Instagram information
- Page: jenniferlaffleck;
- Years active: 2012–present
- Followers: 1.6 million

TikTok information
- Page: jenniferaffleckk;
- Years active: 2019–present
- Followers: 2.7 million

= Jen Affleck =

American media personality (born 1999)

Jennifer Lynn Affleck is an American media personality and social media influencer. She gained prominence through her appearances on the Hulu reality television series The Secret Lives of Mormon Wives (2024–present).

== Career ==
Affleck began a wedding videography business in January 2021. The same year, she gained popularity on TikTok while posting content about her pregnancy. By 2024, she came to be associated with MomTok, a group of influencers made up of young Mormon mothers. By 2025, Affleck had more than 4 million followers across her Instagram and TikTok accounts.

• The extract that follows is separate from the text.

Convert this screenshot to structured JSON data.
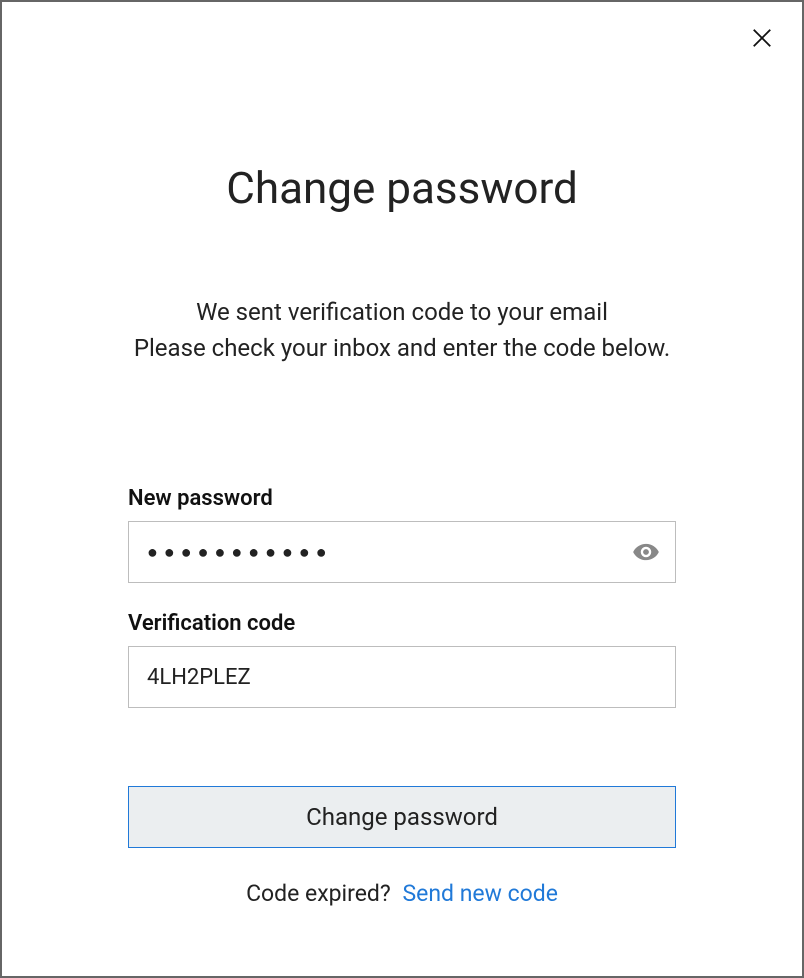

In July 2024, Affleck was revealed to be a member of the cast of Hulu's The Secret Lives of Mormon Wives. The show premiered on September 6, 2024. While she was a main cast member in the first season, her role in the second season of the show was reduced after she learned she was pregnant with her third child. She returned to the main cast for the third and fourth seasons. In April 2026, Affleck announced on TikTok that she would join the cast of the spinoff series The Secret Lives of Mormon Wives: Orange County.

On The Secret Lives of Mormon Wives second season reunion special, host Nick Viall announced that Affleck and co-star Whitney Leavitt would join the cast of the thirty-fourth season of the ABC competition series Dancing with the Stars. Affleck was partnered with professional dancer Jan Ravnik. She was only eight weeks postpartum with her third child when the season premiered in September 2025. Affleck and Ravnik were eliminated on the seventh episode of the season.

== Personal life ==
Affleck was raised Mormon in the San Francisco Bay Area, and still considers herself religious.

She married Zac Affleck on June 28, 2019. They separated in 2025, but later reconciled. The couple have three children together and are currently expecting their fourth child.